Trouvez-vous suffisante cette conception de la poésie ?

Le mot poésie vient du verbe grec poiein, qui signifie « produire », « créer ». Le poète possède dès lors un pouvoir de création verbale qui exploite les ressources inépuisables de la langue. La poésie est un travail sur les mots, un art du langage qui vise à exprimer ou suggérer des idées en jouant sur les sonorités, le rythme et la musicalité. A l’origine, la poésie était chantée ; on l’accompagnait d’une lyre, en référence au mythe antique d’Ovide Orphée aux Enfers.
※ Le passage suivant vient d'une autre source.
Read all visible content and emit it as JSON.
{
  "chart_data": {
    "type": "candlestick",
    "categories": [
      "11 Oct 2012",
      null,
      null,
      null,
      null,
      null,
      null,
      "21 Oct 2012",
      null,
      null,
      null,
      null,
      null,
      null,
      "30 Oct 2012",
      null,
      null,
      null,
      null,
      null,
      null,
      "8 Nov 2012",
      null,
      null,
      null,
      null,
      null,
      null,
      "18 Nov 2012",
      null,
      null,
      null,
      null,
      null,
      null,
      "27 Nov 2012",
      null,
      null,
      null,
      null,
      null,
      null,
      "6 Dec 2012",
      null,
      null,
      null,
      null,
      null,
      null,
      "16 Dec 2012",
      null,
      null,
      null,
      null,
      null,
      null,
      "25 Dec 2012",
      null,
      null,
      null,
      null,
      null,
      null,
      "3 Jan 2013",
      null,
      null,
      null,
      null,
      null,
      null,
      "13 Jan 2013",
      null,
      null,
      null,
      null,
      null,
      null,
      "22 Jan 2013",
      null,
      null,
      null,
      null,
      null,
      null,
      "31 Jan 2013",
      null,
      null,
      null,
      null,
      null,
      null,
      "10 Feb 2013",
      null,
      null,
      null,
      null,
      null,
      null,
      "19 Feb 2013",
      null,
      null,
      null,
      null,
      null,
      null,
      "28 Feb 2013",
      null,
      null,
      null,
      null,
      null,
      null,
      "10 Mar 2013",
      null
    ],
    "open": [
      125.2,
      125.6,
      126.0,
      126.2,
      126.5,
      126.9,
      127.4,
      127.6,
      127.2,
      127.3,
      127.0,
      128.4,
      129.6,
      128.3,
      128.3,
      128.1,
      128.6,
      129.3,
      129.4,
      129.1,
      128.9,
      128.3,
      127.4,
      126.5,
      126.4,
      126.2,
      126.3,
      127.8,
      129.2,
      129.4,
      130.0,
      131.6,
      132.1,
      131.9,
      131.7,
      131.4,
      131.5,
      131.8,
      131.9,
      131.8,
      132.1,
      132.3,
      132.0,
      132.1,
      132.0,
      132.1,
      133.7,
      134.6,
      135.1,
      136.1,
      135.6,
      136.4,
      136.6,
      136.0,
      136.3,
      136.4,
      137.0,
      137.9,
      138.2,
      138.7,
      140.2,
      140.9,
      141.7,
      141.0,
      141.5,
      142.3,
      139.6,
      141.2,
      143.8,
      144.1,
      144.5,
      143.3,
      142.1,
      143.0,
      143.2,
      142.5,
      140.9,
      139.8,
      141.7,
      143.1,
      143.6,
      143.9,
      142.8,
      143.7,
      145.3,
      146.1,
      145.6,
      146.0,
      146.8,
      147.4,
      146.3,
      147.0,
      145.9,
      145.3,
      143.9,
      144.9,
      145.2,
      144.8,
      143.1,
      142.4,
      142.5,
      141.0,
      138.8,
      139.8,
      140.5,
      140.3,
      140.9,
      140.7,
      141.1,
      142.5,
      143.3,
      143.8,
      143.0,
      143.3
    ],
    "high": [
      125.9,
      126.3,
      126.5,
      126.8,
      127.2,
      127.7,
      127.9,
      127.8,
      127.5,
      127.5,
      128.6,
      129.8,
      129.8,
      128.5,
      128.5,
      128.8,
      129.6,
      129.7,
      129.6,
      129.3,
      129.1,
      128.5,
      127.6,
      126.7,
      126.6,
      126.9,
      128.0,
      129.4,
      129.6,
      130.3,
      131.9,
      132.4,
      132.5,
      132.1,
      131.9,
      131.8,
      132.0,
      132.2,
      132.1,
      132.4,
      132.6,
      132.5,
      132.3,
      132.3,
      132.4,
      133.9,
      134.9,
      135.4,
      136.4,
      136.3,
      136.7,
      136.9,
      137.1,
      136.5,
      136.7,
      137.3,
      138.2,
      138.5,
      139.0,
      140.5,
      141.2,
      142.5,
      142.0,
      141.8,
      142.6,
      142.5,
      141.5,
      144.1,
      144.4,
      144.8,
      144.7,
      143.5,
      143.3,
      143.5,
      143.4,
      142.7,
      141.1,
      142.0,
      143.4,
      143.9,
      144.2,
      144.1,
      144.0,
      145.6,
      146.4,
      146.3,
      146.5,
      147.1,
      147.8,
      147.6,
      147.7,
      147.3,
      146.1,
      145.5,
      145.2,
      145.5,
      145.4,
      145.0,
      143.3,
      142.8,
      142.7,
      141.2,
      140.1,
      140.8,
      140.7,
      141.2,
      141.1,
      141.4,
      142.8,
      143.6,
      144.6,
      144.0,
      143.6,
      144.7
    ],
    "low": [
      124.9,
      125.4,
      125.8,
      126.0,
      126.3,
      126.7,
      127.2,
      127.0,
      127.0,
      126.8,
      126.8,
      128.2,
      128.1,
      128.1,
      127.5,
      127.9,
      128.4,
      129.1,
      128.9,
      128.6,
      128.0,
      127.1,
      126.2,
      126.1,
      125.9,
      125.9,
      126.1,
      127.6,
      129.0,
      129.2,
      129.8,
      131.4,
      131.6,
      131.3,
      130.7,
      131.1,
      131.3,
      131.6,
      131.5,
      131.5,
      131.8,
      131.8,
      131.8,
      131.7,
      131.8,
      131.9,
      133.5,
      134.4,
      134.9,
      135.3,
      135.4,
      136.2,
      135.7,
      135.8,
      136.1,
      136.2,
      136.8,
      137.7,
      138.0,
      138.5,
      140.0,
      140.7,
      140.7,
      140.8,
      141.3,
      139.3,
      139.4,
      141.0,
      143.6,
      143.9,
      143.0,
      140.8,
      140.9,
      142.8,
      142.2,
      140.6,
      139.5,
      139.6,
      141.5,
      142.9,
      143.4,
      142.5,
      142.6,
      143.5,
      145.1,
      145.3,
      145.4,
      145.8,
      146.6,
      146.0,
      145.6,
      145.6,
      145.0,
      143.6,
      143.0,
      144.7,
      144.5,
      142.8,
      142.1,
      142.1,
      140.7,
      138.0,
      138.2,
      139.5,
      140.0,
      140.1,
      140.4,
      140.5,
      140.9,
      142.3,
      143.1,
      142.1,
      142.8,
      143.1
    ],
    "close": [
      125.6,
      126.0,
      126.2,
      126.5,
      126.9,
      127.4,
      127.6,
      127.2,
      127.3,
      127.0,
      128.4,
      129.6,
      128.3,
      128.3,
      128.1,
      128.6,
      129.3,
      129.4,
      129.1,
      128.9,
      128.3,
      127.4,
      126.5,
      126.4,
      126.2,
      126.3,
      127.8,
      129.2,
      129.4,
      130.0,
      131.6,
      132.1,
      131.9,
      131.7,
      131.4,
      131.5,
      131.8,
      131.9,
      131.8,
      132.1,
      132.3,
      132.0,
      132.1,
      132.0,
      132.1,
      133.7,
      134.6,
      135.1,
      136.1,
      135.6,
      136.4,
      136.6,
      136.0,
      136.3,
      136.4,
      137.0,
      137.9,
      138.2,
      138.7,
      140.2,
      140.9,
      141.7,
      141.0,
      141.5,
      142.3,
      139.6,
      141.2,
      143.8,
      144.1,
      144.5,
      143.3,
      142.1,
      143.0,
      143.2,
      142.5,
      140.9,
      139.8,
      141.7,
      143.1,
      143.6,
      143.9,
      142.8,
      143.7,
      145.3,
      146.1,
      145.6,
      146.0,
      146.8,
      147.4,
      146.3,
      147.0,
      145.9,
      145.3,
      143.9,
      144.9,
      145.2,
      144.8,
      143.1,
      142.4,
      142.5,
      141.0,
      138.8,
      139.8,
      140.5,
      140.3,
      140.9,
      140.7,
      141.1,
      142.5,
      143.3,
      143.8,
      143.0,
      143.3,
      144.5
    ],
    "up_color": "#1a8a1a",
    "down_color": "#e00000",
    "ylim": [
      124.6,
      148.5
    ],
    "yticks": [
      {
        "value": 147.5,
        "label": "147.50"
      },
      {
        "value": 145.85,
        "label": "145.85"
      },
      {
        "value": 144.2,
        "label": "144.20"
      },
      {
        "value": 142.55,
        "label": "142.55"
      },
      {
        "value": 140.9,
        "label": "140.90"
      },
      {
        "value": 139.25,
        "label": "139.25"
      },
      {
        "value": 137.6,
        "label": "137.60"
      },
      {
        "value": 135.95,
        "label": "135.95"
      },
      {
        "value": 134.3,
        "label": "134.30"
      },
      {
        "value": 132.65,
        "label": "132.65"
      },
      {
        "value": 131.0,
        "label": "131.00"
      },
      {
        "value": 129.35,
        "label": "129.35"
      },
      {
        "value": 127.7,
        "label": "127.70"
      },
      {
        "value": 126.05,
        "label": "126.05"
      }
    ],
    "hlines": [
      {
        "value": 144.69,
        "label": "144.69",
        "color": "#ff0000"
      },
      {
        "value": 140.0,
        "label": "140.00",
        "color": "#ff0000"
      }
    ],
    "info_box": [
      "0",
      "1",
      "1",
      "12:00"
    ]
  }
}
C’est ainsi que nait la notion de poésie lyrique ; chaque auteur révèle une partie de son âme dans son œuvre en faisant partager ses sentiments et ses émotions. Alphonse de Lamartine définit la poésie dans sa préface au Recueillement poétique comme étant « le chant intérieur. […] Je passe quelques heures assez douces à épancher sur le papier, dans ces mètres qui marquent la cadence et le mouvement de l’âme, les sentiments, les ides, les souvenirs, les tristesses, les impressions dont je suis plein … ». Néanmoins, la poésie se limite-t-elle seulement à l’expression des sentiments personnels ? Nous verrons dans un premier temps que la poésie est effectivement définie par le lyrisme ; dans un second temps, nous montrerons que celle-ci peut aussi servir à décrire son époque ; enfin, nous finirons par étudier son pouvoir de transformation du monde.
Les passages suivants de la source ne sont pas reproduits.